CAREFUL WHAT YOU WISH FOR: In Orlando, Paul Tenorio noted there were "certain snippets" of the N.Y. Times' series on ESPN that UCF and its fans "should pay attention to specifically." The "talk around UCF is about growing the brand and growing the program, and now the school is facing many of the same dilemmas that programs like Boise State, TCU and Louisville once embraced." Tenorio asked, "Is exposure worth upsetting the fanbase in the short term, with the possibility of expanding it to new levels in the longterm?" A key part to the success of midweek football games is TV, "but so is a full stadium." Tenorio: "Is there confidence that UCF could fill up Bright House on a Thursday night?" (ORLANDOSENTINEL.com, 8/26).
SPORTS AT A PREMIUM: MEDIA POST's Wayne Friedman cited SNL Kagan data as showing that sports cable networks on average "get 75 cents per subscriber per month -- almost three times that of non-basic cable networks, which average 28 cents a month." This is "largely because of two pricey networks" -- ESPN and NFL Network. ESPN continues to "get the most money of any cable network: $5.54 per sub per month." NFL Net "now gets $1.34 per month, growing threefold from its level of 39 cents" in '12. Sports nets without ESPN and its ESPN 3D network "average 32 cents per sub per month." Pro league networks, including MLB Net, NBA TV, NHL Net, NFL Net, Golf Channel and Tennis Channel, "averaged 47 cents per sub fee." College sports nets "performed at about the same as basic cable overall -- 29 cents per subscriber per month" (MEDIAPOST.com, 8/23).

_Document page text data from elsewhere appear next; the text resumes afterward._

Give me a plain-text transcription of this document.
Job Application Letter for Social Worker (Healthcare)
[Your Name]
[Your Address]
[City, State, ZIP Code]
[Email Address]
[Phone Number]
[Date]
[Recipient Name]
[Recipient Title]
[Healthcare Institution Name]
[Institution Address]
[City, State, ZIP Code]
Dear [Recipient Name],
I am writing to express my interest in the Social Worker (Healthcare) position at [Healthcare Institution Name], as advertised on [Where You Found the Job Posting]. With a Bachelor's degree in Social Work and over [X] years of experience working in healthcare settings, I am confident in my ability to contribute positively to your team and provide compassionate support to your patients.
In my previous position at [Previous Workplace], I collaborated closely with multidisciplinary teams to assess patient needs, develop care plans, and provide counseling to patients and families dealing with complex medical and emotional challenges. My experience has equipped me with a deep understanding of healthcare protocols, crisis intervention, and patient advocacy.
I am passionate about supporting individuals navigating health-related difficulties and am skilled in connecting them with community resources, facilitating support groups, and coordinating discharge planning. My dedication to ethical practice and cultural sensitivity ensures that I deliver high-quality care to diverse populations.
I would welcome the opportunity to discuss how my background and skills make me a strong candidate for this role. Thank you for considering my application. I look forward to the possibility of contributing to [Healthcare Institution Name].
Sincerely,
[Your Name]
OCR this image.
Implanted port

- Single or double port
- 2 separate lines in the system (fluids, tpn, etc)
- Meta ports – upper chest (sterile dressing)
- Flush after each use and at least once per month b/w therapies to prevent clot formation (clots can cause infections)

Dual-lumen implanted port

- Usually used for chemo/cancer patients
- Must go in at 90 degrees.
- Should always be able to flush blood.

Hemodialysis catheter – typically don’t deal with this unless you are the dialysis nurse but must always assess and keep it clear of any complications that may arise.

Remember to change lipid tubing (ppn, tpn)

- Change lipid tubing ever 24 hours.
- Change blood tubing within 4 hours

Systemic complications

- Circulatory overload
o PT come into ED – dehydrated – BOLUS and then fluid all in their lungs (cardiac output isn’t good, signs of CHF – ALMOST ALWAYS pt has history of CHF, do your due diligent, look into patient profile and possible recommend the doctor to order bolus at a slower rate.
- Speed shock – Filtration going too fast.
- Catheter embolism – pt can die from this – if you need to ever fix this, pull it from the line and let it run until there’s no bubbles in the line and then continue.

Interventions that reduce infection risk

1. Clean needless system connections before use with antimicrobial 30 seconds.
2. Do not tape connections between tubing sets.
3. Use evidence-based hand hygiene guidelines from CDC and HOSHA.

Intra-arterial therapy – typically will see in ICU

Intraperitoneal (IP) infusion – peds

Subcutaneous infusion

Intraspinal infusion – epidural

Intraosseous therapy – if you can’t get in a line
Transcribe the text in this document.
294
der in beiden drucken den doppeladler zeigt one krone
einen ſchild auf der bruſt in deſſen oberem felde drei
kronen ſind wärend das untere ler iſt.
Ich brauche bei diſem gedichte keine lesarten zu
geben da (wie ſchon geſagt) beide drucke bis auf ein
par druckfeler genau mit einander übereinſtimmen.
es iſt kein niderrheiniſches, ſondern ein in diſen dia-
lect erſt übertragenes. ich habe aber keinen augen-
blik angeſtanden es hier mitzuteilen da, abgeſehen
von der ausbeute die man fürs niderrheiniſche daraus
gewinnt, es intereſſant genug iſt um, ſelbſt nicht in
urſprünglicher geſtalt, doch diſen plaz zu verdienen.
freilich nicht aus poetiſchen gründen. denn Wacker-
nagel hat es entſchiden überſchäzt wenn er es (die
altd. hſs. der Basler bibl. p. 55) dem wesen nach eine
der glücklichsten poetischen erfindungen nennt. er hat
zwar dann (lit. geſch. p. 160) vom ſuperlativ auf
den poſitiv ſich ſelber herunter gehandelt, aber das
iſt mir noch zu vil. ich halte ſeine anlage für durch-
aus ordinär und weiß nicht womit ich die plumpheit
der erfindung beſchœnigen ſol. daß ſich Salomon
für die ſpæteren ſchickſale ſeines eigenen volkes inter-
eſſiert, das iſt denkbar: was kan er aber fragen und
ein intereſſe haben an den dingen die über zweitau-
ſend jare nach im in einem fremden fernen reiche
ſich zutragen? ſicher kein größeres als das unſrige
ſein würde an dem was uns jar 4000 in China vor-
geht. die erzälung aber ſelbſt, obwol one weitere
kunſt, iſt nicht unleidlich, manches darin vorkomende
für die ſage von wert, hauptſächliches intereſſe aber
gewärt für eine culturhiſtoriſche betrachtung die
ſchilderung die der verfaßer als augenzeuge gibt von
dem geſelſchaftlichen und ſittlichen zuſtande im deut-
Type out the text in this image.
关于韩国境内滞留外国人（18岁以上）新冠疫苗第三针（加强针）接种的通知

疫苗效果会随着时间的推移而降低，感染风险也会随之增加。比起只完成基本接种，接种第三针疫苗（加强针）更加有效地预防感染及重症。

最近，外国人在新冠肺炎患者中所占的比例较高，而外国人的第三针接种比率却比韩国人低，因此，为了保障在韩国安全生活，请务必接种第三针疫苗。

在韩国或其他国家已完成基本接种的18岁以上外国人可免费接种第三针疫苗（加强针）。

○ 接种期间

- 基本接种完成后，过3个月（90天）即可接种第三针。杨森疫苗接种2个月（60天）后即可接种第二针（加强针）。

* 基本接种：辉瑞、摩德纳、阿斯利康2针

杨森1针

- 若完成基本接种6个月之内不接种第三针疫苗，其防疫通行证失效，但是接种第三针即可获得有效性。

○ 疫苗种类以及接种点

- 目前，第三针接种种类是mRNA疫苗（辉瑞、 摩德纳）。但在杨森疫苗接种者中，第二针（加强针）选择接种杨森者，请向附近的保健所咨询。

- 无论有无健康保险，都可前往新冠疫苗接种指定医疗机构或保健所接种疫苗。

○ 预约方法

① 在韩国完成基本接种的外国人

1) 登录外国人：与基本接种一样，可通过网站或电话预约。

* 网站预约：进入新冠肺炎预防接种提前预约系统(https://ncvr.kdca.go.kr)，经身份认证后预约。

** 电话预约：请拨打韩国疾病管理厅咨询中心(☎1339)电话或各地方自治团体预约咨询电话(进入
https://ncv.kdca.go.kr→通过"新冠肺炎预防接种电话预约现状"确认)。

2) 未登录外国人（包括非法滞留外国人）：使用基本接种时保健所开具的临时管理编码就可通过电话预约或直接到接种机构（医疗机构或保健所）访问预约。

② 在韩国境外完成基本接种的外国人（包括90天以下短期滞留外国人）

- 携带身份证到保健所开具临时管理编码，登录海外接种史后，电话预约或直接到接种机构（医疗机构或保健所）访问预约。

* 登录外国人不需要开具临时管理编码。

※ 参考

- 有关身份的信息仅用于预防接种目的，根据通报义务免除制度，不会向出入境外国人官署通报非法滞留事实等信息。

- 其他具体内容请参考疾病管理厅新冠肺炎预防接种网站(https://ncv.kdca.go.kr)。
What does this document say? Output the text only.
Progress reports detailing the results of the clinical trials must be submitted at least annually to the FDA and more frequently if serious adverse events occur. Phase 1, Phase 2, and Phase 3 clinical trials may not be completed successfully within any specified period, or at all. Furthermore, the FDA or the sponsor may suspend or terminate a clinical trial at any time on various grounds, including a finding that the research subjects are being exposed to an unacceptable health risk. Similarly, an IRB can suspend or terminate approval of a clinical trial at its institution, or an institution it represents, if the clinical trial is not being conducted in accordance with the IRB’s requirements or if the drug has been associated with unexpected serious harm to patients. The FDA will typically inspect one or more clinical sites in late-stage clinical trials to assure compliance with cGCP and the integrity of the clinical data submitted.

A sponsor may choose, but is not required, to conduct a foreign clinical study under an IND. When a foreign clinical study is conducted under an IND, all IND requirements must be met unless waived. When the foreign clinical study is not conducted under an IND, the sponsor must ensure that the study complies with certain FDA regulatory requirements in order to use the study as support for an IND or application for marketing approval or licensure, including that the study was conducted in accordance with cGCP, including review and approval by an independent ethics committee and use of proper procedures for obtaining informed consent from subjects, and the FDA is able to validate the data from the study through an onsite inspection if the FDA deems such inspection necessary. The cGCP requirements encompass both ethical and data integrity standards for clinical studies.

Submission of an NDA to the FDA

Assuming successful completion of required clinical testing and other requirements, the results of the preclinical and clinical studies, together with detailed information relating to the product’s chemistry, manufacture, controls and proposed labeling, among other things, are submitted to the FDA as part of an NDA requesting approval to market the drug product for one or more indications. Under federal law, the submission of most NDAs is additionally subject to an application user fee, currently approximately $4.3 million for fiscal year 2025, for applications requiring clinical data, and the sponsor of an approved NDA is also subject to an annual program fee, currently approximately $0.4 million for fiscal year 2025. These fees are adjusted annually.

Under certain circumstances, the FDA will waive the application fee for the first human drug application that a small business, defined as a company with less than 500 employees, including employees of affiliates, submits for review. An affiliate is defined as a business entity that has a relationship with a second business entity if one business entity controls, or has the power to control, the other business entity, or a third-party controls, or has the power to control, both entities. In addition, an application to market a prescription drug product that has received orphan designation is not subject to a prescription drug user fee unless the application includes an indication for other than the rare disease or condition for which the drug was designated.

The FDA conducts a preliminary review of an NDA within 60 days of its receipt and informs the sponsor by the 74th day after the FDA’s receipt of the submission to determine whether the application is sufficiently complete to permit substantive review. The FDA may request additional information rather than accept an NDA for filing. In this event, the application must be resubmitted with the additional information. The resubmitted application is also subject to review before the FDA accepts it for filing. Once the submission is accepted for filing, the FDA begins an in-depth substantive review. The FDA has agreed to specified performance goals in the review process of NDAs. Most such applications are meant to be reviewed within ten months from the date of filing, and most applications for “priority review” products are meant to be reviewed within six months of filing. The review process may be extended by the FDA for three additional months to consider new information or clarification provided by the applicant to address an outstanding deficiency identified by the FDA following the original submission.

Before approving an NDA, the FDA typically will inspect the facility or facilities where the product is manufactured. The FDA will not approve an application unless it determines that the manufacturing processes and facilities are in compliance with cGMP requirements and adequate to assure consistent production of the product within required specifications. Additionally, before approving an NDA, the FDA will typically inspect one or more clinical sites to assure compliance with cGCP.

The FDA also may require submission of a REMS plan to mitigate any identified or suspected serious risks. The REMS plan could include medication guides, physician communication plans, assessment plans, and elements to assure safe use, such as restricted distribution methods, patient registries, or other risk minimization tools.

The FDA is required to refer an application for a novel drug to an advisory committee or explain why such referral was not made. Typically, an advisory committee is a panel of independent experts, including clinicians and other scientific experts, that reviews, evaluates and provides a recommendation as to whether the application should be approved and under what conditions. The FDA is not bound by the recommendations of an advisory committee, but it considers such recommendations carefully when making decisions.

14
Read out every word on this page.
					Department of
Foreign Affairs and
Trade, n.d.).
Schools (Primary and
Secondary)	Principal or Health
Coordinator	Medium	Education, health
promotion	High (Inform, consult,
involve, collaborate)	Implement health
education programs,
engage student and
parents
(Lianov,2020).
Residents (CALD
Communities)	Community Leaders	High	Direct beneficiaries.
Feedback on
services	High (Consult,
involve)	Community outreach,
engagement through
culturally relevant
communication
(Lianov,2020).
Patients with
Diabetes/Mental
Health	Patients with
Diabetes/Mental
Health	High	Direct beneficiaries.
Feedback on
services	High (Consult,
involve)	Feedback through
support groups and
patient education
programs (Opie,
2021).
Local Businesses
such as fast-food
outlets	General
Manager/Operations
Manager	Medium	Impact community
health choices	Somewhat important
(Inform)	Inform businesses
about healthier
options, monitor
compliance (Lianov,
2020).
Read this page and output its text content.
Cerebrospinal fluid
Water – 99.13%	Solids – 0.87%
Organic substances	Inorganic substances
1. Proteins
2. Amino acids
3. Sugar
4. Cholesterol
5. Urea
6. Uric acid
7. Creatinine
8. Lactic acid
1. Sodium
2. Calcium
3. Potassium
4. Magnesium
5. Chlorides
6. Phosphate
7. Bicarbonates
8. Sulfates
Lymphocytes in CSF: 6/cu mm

FUEL TO THE FIRE: THE MMQB's Peter King wrote of ESPN's decision to end a collaboration with PBS' "Frontline" on a documentary covering head injuries in the NFL, "It's unrealistic to think that once the NFL was so strident about its objections to the reporting, that ESPN at a corporate level wasn’t going to do something to smooth things over." It also is "unrealistic to think in a news-gathering organization, this wasn’t going to get out." The NFL was "going to see red over the 'Frontline' documentary anyway." King: "Now the burn will be worse, because thousands more people will watch it. Tens of thousands, probably" (MMQB.SI.com, 8/26).